2015: A Year for Pop

As we move into awards season and hold a collective breath for our favourite nominees (plus those poor fish from the Brits – I’m looking at you, Grace from Clean Bandit), it’s easy to become hung up on successes from the previous year and forget about what’s to come. Look ahead, though: 2015 is going to see some of the best yet. There’s plenty for everyone, from effervescent Raury to the poetic crooning of James Bay. Eighteen year old Låpsley from Liverpool looks set to take centre stage alongside British duo Aquilo, both of whom are producing ambient electro-pop which is smooth and rich in texture. If music was chocolate, this would be a bar of Galaxy after a stressful day at the office: calm, relaxing, and non-judgemental. London-based Years and Years bring an R&B sound to the electro-pop trend, heavy synths and house-esque grooves creating a sound they aptly describe as “feelings, emotions and synths”. There’s lots to anticipate in the coming months, and all of it is exciting. Without further ado, here are my biggest tips for 2015.

Raury

Atlanta-born Raury may only be eighteen years of age, but his music – described as somewhat “genre-less” and spanning a wide range of influences – could be mistaken for that of someone with far more life experience. His insightful lyrics have been toted as “style-sampling”, perhaps attributed to his many musical inspirations (he cites Bon Iver and Andre 3000 amongst others), and his full-length album Indigo Child shows promise across a whole variety of sounds: Raury is one to watch, savour, and absorb.

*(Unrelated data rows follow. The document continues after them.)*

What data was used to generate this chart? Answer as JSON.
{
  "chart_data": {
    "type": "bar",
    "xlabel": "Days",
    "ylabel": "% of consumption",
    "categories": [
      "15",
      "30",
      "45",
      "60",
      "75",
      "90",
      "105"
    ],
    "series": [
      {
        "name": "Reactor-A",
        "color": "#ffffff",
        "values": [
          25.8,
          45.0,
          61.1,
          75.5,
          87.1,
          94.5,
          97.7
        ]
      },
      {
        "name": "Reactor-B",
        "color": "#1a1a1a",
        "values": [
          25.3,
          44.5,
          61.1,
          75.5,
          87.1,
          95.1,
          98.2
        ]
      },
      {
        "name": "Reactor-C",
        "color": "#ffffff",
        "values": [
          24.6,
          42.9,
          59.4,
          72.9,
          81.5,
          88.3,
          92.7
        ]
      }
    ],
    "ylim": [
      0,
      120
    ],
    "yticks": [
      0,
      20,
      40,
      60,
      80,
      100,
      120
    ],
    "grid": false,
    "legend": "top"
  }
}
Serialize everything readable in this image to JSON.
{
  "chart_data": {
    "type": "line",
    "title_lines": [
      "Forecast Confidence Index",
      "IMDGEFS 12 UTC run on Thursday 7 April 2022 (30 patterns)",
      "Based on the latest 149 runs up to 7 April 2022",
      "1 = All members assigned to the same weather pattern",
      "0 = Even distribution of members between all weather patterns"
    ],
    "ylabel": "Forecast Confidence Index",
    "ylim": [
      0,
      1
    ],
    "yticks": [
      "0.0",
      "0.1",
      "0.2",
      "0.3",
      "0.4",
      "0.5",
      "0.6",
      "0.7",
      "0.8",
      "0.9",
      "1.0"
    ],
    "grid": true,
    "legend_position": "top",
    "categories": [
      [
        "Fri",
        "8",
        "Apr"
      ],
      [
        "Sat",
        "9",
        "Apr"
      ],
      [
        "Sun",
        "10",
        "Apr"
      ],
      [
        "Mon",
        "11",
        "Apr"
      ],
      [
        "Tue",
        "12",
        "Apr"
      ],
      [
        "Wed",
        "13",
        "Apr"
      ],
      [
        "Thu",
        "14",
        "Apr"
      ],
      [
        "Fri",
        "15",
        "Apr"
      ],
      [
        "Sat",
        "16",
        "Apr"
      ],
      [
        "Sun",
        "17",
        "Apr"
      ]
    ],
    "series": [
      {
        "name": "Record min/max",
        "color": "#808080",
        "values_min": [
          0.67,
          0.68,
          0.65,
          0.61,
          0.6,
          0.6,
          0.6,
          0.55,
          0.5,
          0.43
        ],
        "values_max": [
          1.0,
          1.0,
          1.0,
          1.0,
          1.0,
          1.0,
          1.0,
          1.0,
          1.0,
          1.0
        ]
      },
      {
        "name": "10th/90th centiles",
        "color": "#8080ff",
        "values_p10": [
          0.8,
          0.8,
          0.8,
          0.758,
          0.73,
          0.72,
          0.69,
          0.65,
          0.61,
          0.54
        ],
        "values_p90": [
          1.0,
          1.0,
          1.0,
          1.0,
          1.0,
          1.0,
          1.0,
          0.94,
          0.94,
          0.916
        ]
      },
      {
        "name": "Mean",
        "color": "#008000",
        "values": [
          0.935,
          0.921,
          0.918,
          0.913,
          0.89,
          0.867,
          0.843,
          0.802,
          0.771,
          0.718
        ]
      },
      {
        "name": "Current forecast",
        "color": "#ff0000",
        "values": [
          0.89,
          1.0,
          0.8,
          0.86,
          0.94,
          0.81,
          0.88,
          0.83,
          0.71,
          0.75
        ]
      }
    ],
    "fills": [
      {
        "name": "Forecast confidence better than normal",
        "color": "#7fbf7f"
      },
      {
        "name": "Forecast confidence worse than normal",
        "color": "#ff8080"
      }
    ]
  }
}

Check out God’s Whisper for a gospel-gone-rogue anthem.

James Bay

Hailing from Hertfordshire, indie singer-songwriter James Bay has caused waves in both the UK (where he’s bagged the Critic’s Choice award at this year’s Brits) and in Australia, where his single Hold Back the River peaked at number 4 last year. Initially discovered on YouTube by an A&R talent scout for Republic, Bay’s career so far has seen him land performances at Burberry’s Fashion Week show and BBC Radio One’s Live Lounge, and he’s set to tour the UK in the coming months. His music is heartfelt and relatable: in 2015, you can guarantee that James Bay is going to become a household name. For an understated sound, recent release Scars is thoughtful and showcases Bay’s vocals in all their glory.

Låpsley

Liverpudlian Låpsley (also known as Holly Lapsley Fletcher) released her Understudy EP on January 5th. At only eighteen years of age, she’s already become a favourite of Radio 1 with her stripped-back, minimal sounding tracks, and her success looks like it will only grow in 2015. The music itself is electronic, ethereal and enveloping – there’s no clutter here, just well placed piano chords and soft percussive hits. Falling Short, the EP’s leading track, is honest and subtle: well worth a listen (or thirty…)

Aquilo

Lancashire band Aquilo have already seen success on the Glastonbury BBC Introducing stage as well as on several Radio 1 playlists in the past twelve months. Having moved away from their rock band origins, they now work and perform as a duo, producing electronica that is captivating and calm. The sound on their second EP Human seamlessly flows from their first self titled offering: these guys know what they are about, and they know what they want to create. I Gave It All from second EP Human is emotive, contemplating and trance-like: if you’re looking for a soundtrack to your days spent brooding about life, this is it.

Years and Years

They may be dominating the electronica scene, but London-based Years and Years are just as good when they’re stripped back to their acoustics. Originally a five-piece, the band now perform as a trio consisting of vocals, keyboards, bass and synths, with a sound that has been touted as electro-pop blended with R&B and ’90s house. Take Shelter, their August 2014 release, topped the iTunes electronic chart, and in January this year they were listed as the BBC’s Sound of 2015. New single King is released on March 1st: this is only the beginning for a band that may well run the show in the next twelve months.